In the '90s, we accepted this. That worms lack the mental capacity to control a sophisticated piece of space machinery like a super-suit, or the requisite sexuality to necessitate having a girlfriend wasn't important. Video games were video games; as long as they were fun and didn't require us to purchase a pointless peripheral to play them, realism didn't matter. Those days are long gone. Oh sure, there are all kinds of wacky (and brilliant) indie games out there that go some way towards filling that worm-shaped hole, but as soon as you throw a few hundred polygons in there, it's goodbye super-fun-times, hello gritty realism.
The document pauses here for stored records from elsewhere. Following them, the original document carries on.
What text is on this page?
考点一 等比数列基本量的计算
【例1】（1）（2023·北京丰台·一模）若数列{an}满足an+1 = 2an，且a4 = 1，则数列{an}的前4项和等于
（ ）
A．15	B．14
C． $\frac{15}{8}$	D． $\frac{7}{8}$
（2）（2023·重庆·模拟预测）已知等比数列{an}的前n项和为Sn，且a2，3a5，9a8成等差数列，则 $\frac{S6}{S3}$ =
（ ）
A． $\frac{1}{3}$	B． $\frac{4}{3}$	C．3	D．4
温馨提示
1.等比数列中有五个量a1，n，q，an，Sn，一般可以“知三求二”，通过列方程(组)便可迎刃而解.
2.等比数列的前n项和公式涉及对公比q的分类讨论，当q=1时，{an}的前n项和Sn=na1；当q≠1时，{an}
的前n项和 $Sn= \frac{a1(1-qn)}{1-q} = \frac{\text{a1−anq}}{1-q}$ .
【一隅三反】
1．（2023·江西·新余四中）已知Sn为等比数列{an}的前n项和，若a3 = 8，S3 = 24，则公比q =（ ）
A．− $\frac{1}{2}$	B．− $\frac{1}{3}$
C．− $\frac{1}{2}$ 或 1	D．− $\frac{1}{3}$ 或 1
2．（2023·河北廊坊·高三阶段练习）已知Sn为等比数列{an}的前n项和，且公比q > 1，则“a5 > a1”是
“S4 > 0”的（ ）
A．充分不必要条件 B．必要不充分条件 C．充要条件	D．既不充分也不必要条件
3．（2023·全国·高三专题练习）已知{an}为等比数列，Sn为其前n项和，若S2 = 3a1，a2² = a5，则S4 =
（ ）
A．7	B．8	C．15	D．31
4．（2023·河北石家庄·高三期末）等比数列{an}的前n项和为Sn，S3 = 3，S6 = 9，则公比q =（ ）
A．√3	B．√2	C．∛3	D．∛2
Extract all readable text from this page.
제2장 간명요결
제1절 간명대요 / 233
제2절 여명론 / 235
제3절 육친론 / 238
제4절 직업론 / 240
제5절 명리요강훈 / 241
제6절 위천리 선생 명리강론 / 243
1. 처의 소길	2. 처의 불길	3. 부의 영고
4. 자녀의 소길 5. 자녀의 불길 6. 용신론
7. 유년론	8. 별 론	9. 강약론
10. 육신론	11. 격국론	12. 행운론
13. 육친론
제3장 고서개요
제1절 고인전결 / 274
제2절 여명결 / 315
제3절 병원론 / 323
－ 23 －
Which is exactly why Just Cause 3 is something of a rarity. While there are plenty of shooty-shooty bang bangs, and military-themed theatrics, they're not attached to some developer's warped (read: terrible) interpretation of a Hollywood blockbuster. Hell, Hollywood film-making is practically ancient at this point: it needs to be taken down a peg every now and then, which JC3 does admirably.